Plaintiffs who make a premises liability or other personal injury claim in Florida are often required to testify at the trial. A victim’s testimony can be used to describe how an injury occurred or to explain the effects that an injury has had on their quality of life. In cases of injuries with no eyewitnesses, surveillance footage, or other documentary evidence of a plaintiff’s injury, the plaintiff’s testimony can be the most crucial evidence in the case. Because a jury often decides cases based on the credibility and trustworthiness of a witness, defendants will often try to smear a plaintiff’s credibility so that a jury will not believe the testimony. The Florida Court of Appeal recently affirmed a trial judge’s ruling, which allowed the defendant’s counsel to attack the credibility of a personal injury plaintiff during cross-examination.
The plaintiff in the recently decided case was allegedly injured in a slip and fall incident at the defendant’s retail store. According to the facts discussed in the judicial opinion, the alleged slip-and-fall was not caught on camera, and the plaintiff’s credibility was a central feature of the trial.

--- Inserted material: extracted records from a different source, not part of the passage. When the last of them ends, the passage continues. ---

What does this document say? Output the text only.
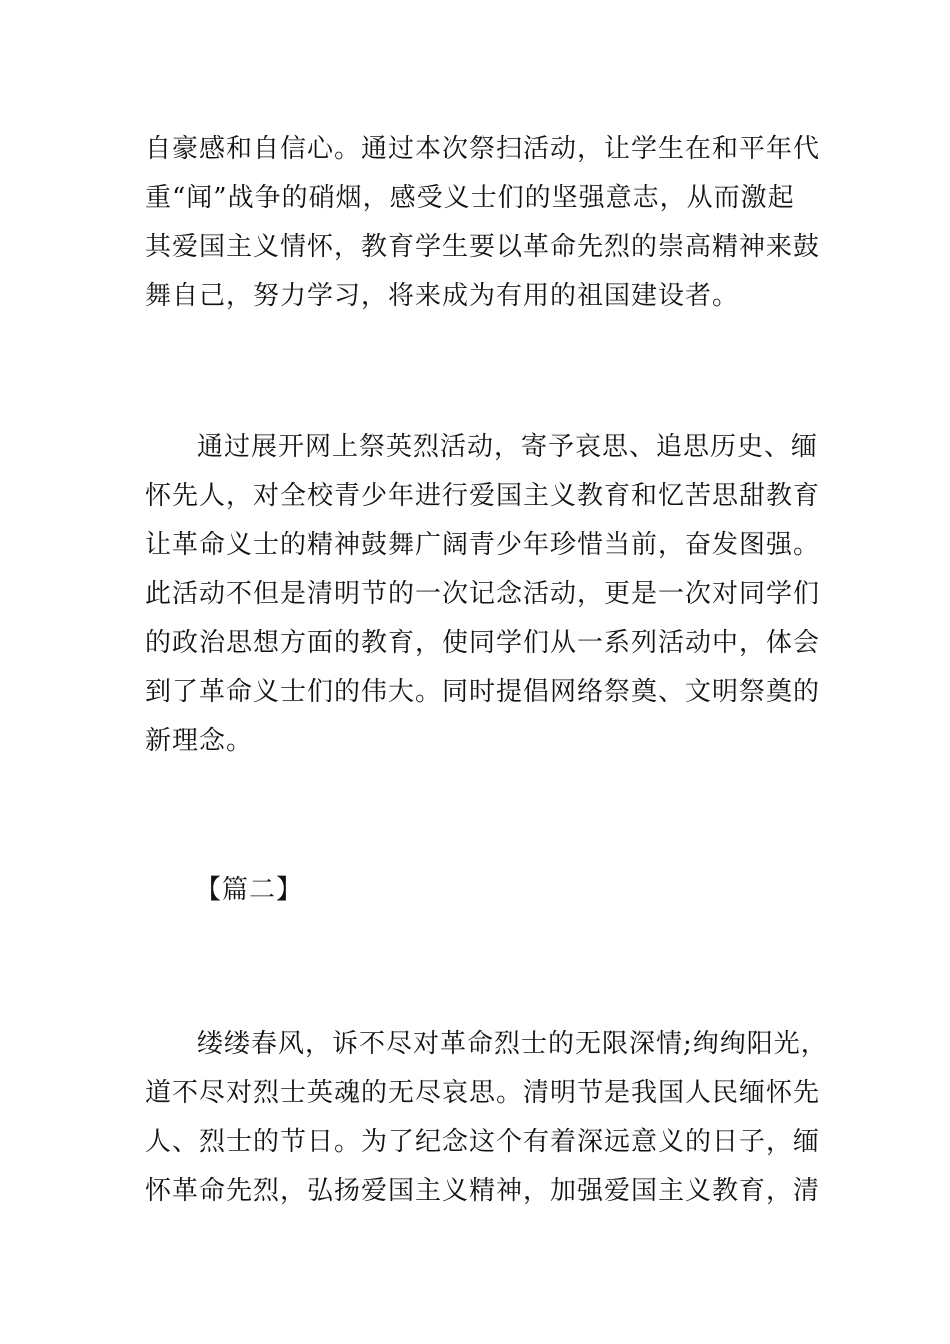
自豪感和自信心。通过本次祭扫活动，让学生在和平年代
重“闻”战争的硝烟，感受义士们的坚强意志，从而激起
其爱国主义情怀，教育学生要以革命先烈的崇高精神来鼓
舞自己，努力学习，将来成为有用的祖国建设者。
通过展开网上祭英烈活动，寄予哀思、追思历史、缅
怀先人，对全校青少年进行爱国主义教育和忆苦思甜教育
让革命义士的精神鼓舞广阔青少年珍惜当前，奋发图强。
此活动不但是清明节的一次记念活动，更是一次对同学们
的政治思想方面的教育，使同学们从一系列活动中，体会
到了革命义士们的伟大。同时提倡网络祭奠、文明祭奠的
新理念。
【篇二】
缕缕春风，诉不尽对革命烈士的无限深情;绚绚阳光，
道不尽对烈士英魂的无尽哀思。清明节是我国人民缅怀先
人、烈士的节日。为了纪念这个有着深远意义的日子，缅
怀革命先烈，弘扬爱国主义精神，加强爱国主义教育，清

Before trial, the defense had asked the plaintiff’s attorney to furnish income and other financial information as part of the discovery process. The plaintiff’s attorney refused the request, responding that the requested information was not relevant to the plaintiff’s claims.
At trial, the plaintiff testified about what happened on the day of the incident. Defense counsel cross-examined the plaintiff, bringing up that their attorney refused to supply the requested income information. The questions were permitted despite the plaintiff’s objection that the questioning was irrelevant and damaged the plaintiff’s credibility. After the trial, the jury came back with a verdict in favor of the defendant.